Вот и второй из восьми часов моей вахты позади, на подходе третий; половина восьмого… Тебе когда-нибудь доводилось в течение пятнадцати минут пристально и неотрывно смотреть на зимний ландшафт? Сначала ты воспринимаешь все исключительно в белом, черном и сером цвете. И тебя удивляет, отчего же все так прекрасно; но если ты вглядываешься дольше, то вдруг замечаешь, что белый цвет чуточку отдает желтым, а вокруг черных деревьев и кустов, словно последний мазок осени, дрожит едва заметное красноватое марево, вдали же, у самого горизонта, поднимается по-настоящему голубой туман; он живет, он не мертвый и не бесцветный, как мы привыкли считать.
[…]
[…]
Скоро полночь, я усталый, голодный и грязный — на удивление все почему-то становятся грязными, когда несут караул, — к тому же я стянул с себя сапоги и теперь мечусь по комнате в тапочках, что уже совсем не по-военному. От усталости мое лицо совершенно серое, а от беспрерывного курения под глазами пролегли черные тени. При виде меня какой-нибудь сумасшедший лейтенант мог бы по праву сказать, что я «романтический слюнтяй»…

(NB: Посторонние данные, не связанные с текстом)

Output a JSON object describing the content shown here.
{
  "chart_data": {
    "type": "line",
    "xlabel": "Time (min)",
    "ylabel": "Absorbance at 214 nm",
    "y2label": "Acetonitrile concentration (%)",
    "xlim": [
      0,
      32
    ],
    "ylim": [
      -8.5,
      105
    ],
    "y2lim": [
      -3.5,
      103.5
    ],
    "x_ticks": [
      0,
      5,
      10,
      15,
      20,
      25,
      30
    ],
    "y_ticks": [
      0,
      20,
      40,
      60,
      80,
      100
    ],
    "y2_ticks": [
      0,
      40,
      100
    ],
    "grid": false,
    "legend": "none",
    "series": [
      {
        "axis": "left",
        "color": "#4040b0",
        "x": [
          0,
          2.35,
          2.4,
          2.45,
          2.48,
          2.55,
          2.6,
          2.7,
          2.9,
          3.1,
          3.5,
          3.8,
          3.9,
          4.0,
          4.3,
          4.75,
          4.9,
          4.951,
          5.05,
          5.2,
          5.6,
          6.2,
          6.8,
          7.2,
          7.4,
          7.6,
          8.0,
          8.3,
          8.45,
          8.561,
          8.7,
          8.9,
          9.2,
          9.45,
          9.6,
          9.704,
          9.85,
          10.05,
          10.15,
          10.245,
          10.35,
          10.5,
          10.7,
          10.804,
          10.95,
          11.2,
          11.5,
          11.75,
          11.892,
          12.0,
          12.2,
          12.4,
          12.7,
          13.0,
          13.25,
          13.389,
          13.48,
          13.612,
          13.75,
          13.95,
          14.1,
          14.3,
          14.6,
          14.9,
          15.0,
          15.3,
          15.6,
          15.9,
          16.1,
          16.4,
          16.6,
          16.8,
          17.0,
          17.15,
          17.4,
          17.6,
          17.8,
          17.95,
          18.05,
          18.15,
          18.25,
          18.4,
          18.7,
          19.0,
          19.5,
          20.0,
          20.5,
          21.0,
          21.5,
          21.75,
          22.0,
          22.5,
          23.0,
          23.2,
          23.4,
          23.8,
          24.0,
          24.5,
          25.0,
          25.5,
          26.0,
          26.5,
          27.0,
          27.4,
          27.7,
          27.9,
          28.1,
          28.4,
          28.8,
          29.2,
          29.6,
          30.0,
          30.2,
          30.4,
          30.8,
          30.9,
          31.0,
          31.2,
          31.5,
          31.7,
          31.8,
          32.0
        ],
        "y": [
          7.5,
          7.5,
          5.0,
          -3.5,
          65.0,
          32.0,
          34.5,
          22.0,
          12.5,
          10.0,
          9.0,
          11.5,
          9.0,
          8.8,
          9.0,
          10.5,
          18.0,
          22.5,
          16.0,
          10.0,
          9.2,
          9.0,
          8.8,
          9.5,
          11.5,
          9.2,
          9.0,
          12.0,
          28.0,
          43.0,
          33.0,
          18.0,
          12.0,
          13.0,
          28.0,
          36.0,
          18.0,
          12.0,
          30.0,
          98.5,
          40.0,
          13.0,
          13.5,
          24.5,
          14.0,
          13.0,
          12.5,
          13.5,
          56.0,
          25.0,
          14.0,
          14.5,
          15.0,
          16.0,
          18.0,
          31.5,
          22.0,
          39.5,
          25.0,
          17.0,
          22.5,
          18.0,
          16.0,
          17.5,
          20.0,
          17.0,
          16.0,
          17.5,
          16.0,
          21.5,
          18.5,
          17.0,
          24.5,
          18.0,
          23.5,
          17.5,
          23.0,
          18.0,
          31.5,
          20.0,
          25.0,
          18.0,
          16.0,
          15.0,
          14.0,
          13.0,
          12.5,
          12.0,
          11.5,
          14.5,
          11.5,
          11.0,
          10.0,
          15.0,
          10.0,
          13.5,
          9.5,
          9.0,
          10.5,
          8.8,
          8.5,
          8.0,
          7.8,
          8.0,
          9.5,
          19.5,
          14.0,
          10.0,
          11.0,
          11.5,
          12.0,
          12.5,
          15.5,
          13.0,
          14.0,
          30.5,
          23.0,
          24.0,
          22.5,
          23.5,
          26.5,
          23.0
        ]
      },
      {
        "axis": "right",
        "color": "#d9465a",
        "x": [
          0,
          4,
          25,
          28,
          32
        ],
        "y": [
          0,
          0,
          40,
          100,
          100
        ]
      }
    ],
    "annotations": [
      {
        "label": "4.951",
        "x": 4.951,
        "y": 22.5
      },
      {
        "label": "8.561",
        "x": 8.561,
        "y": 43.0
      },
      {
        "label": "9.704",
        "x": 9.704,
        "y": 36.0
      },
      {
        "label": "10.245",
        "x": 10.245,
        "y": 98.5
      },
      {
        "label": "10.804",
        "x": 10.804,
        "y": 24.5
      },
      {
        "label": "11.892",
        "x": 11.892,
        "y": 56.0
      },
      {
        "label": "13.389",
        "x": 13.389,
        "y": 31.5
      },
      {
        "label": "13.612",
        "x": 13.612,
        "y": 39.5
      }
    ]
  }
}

Уже четверть первого, понедельник, а в среду, если все сложится удачно, я буду в Кёльне. Но это может случиться и в четверг или в пятницу, ибо сегодня днем я прослышал, что австрияки, которые сменяют нас, из Кёльна до Билефельда едут двадцать один час, однако наберемся терпения…
Я бесконечно и с каждым днем все сильнее радуюсь встрече с Кёльном, естественно, с домашними и предвкушаю заботливый уход, в чем я необычайно нуждаюсь. Знаешь, я по-настоящему грязная свинья; когда я внимательно рассматриваю свою одежду — что бывает обычно в минуты слабости, — меня просто тошнит. Я очень люблю чистоту, ухоженность, но зачастую не склонен ради этого жертвовать своей леностью. Мои волосы сильно отросли и скоро закроют уши, но на меня уже которую неделю наводит ужас одна только мысль об очереди к парикмахеру, поэтому я все время оттягиваю этот визит. От грязи и пота мои чулки, почитай, протухли и износились, но ты напрасно считаешь, что я мог бы постирать их и сам или вовсе отдать в прачечную. Носовые платки — но об этом я лучше умолчу… Просто я ужасный пачкун, вот и все, единственно, что я регулярно мою, это руки и лицо (до шеи) и — я не вру! — зубы. После того как мой брат Альфред спросил меня, уж не кремом ли для обуви я их чищу, я ухаживаю за ними с таким усердием, что они даже кровоточат…
Ужасно, но каждые пять-шесть минут в комнату входит то один, то другой, чтобы узнать, когда отходит поезд, либо сообщить о своем отбытии в отпуск, или же заявляется какой-нибудь ночлежник, и я должен разместить его, а после привести все в порядок; кроме того, я должен еще спуститься в подвал и подбросить угля в топку, разбудить кого-нибудь, чей поезд вот-вот прибудет; но, несмотря на все это, я не злюсь и не раздражаюсь, и все, конечно, потому, что я уверен: впереди — Кёльн.
Уже четверть второго; на счастье, за такой работой времени не замечаешь, через полчаса лягу спать, мой сменщик спит так безмятежно, что я никак не могу решиться разбудить его, к тому же мне вообще не хочется спать, хотя я и очень устал. Только что начал читать один увлекательный «тридцатигрошовый роман»[22]; это единственная литература — представляешь себе? — которую я могу читать без напряжения и переутомления. Знаешь, как это называется?..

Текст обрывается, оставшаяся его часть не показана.